V. L’émission d’actifs reste le moteur principal
De 2023 à aujourd’hui, de l’ère des inscriptions à celle des plateformes AI-Meme, la facilitation de l’émission d’actifs a été le phénomène dominant de l’année écoulée. En élargissant la période, depuis l’ère ICO jusqu’à nos jours, l’émission d’actifs peut être considérée comme le seul fil conducteur du monde crypto. Seuls changent l’emballage extérieur et le seuil d’entrée. Du bon côté, la demande spéculative a poussé le développement en avance de phase de l’Infra et de la DeFi. Une fois ces technologies connues et acceptées, la blockchain a pu entrer dans le courant dominant et s’intégrer au monde réel. Du mauvais côté, cette spéculation est devenue plus pure et absurde. La baisse du seuil d’émission rend cette « forêt obscure » encore plus dangereuse. Désormais, un simple clic, une image et quelques mots suffisent à lancer une grande partie à somme nulle. Ne pourrait-on pas rediriger cette dynamique vers des objectifs plus positifs ? Utiliser la spéculation pour faire progresser l’industrie.

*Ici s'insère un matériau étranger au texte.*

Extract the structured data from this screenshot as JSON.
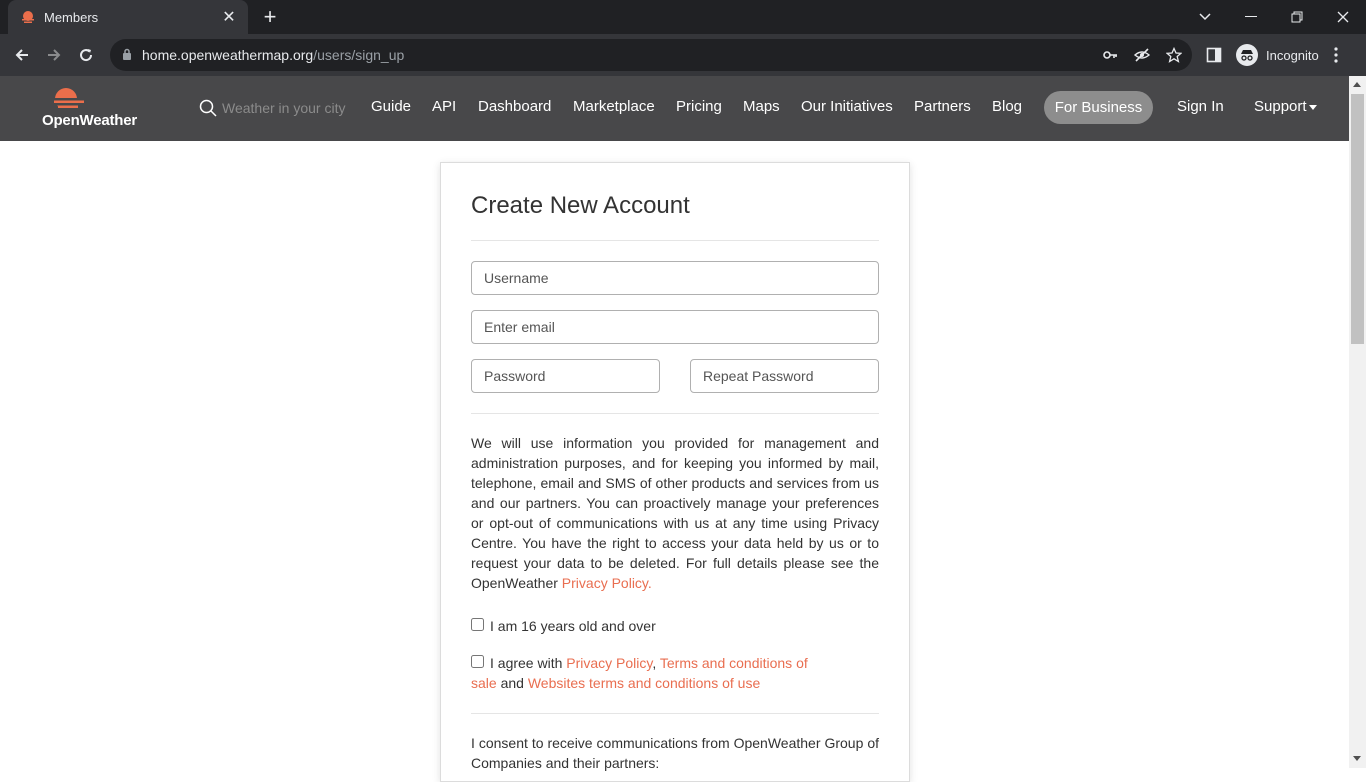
{
  "browser": {
    "tab_title": "Members",
    "url_host": "home.openweathermap.org",
    "url_path": "/users/sign_up",
    "profile_label": "Incognito"
  },
  "site": {
    "brand": "OpenWeather",
    "search_placeholder": "Weather in your city",
    "nav": [
      "Guide",
      "API",
      "Dashboard",
      "Marketplace",
      "Pricing",
      "Maps",
      "Our Initiatives",
      "Partners",
      "Blog"
    ],
    "business_label": "For Business",
    "signin_label": "Sign In",
    "support_label": "Support",
    "colors": {
      "header_bg": "#48484a",
      "brand_orange": "#eb6e4b",
      "link": "#e96e50"
    }
  },
  "form": {
    "title": "Create New Account",
    "username_placeholder": "Username",
    "email_placeholder": "Enter email",
    "password_placeholder": "Password",
    "repeat_password_placeholder": "Repeat Password",
    "notice_text": "We will use information you provided for management and administration purposes, and for keeping you informed by mail, telephone, email and SMS of other products and services from us and our partners. You can proactively manage your preferences or opt-out of communications with us at any time using Privacy Centre. You have the right to access your data held by us or to request your data to be deleted. For full details please see the OpenWeather ",
    "notice_link": "Privacy Policy.",
    "age_label": "I am 16 years old and over",
    "agree_prefix": "I agree with ",
    "agree_link1": "Privacy Policy",
    "agree_sep": ", ",
    "agree_link2": "Terms and conditions of sale",
    "agree_and": " and ",
    "agree_link3": "Websites terms and conditions of use",
    "consent_text": "I consent to receive communications from OpenWeather Group of Companies and their partners:"
  }
}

Par exemple, certains projets AI-Meme commencent à évoluer vers des agents utilitaires, au lieu de versions initiales produisant des absurdités. Le mouvement récent de DeSci peut être vu comme une « version recherche de l’ICO ». Bien que piloté actuellement par des dynamiques de type Meme, à long terme, en combinant les atouts de la blockchain, DeSci pourrait rendre la recherche scientifique traditionnelle plus transparente, facile à diffuser, à financer et à collaborer. Toutefois, sa mise en œuvre effective et son évolution restent incertaines.
Des idées similaires à DeSci ont déjà été abordées dans mes articles sur GameFi, notamment sur la manière dont la blockchain pourrait aider les jeux indépendants, confrontés à des difficultés de financement et de recrutement. Le problème du financement blockchain réside dans un seuil d’émission trop bas, trop peu de restrictions, et une capacité de levée disproportionnée (ou, dit autrement, dans l’accès extrêmement facile au réseau). Comment encadrer l’usage des fonds, obliger les projets à créer continuellement de la valeur réelle ? Voilà une question centrale à explorer.
Laisser les spéculateurs spéculer, permettre aux bâtisseurs d’avancer : tel est le fondement du progrès continu de la blockchain. En 2025, nous verrons probablement de nouvelles variantes de l’« ICO », mais j’espère que parmi ce festin spéculatif émergera un nouveau « DeFi Summer ».